Par conséquent, afin d'atténuer cet effet sur les petits épargnants, la loi prévoit une exonération de 1 800 euros sur le revenu annuelDe plus, elle permet la compensation des pertes sans limite de temps, à condition que le montant négatif excède 500 €. Ces mesures semblent apporter un certain soulagement, mais elles ne résolvent pas le problème de fond : l’extrême volatilité du marché. Un jeton qui clôture l’année avec des gains importants pourrait perdre une part substantielle de sa valeur avant la date limite de déclaration d’impôt, laissant l’investisseur avec… le fardeau de payer des impôts sur une richesse qui n'existe plus.

Le commerce des cryptomonnaies est ici régi par la loi MiCA.

Réforme néerlandaise au-delà de MiCA

La réforme fiscale néerlandaise a suscité des interrogations chez les utilisateurs et les analystes, notamment quant à sa conformité avec le règlement européen MiCA. À première vue, les deux initiatives semblent aller dans le même sens, mais elles poursuivent en réalité des objectifs différents au sein de l'écosystème financier. Le cadre européen vise à renforcer la supervision des prestataires de services et à protéger les utilisateurs, garantissant ainsi la stabilité du marché. En revanche, l'ajustement néerlandais reflète une stratégie fiscale nationale axée sur la modernisation de la fiscalité des actifs numériques.

Le règlement MiCA n'impose aucune obligation aux États membres d'adopter un modèle fiscal commun. Ce règlement européen privilégie la transparence et la traçabilité des transactions plutôt que l'établissement de critères d'imposition sur la fortune.

Le gouvernement néerlandais, coalition formée par les partis D66, VVD et CDA, affirme que cette réforme est essentielle pour renforcer la stabilité institutionnelle et préserver la compétitivité du pays face aux autres puissances européennes.

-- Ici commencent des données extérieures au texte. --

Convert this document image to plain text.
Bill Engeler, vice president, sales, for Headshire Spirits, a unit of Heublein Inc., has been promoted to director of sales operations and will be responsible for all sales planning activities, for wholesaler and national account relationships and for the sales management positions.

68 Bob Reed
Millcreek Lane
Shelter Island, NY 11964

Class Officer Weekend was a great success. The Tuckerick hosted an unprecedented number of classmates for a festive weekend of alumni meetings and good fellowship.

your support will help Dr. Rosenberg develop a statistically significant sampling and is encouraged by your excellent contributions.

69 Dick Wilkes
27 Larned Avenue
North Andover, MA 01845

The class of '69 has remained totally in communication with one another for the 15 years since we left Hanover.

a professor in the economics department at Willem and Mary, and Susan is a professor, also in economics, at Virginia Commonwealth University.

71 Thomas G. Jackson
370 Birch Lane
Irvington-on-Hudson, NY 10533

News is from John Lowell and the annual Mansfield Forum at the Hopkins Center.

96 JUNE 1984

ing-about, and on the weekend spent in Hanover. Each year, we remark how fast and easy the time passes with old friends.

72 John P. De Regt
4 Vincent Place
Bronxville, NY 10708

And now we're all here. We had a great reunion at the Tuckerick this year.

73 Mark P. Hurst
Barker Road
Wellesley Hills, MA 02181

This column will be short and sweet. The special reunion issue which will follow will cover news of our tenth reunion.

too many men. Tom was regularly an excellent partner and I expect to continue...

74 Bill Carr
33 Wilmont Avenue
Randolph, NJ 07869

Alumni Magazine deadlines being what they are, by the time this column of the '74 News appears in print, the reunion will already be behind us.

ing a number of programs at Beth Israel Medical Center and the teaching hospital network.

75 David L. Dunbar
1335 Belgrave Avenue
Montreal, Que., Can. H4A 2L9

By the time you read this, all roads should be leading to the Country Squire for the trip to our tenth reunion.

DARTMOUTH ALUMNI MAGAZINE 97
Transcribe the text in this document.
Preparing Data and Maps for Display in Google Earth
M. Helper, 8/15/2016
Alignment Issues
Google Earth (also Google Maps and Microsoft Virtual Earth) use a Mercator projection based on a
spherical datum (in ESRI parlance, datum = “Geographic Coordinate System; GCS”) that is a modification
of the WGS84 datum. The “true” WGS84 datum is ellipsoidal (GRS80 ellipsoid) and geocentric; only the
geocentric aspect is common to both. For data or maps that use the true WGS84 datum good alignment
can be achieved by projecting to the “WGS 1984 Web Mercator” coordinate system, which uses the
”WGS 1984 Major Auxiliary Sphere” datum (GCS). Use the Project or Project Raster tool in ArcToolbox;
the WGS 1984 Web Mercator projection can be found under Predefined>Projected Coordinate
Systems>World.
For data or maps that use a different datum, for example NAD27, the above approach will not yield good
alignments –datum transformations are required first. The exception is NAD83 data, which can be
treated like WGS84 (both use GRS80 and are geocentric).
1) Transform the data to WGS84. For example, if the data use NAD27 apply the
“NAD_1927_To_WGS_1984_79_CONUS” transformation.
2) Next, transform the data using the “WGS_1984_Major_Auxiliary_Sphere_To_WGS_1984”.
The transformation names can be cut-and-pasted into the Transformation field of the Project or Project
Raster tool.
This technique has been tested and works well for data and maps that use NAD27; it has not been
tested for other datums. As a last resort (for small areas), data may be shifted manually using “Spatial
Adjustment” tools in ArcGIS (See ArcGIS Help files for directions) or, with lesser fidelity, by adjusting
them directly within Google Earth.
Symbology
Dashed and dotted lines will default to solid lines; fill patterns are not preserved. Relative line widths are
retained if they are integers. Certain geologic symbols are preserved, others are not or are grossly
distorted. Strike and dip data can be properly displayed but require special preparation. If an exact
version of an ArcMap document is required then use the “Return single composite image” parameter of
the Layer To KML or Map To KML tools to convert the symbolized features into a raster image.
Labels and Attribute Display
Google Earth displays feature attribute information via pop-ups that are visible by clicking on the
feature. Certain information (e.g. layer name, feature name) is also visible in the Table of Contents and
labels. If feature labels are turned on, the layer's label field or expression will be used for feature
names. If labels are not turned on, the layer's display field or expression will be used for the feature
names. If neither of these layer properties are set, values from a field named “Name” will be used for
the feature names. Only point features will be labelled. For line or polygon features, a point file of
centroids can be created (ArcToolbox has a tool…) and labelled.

Grâce à des règles claires et prévisibles, les autorités entendent réduire les ambiguïtés juridiques qui entourent souvent les cryptomonnaies. 

Bien que certains secteurs ils avertissent Bien que le nouveau régime fiscal qui sera mis en œuvre au cours des deux prochaines années puisse inciter à la fuite des capitaux vers des juridictions plus flexibles, l'exécutif soutient qu'un système fondé sur des données économiques réelles est plus juste, plus durable et moins vulnérable aux litiges juridiques que les formules précédentes basées sur des rendements théoriques.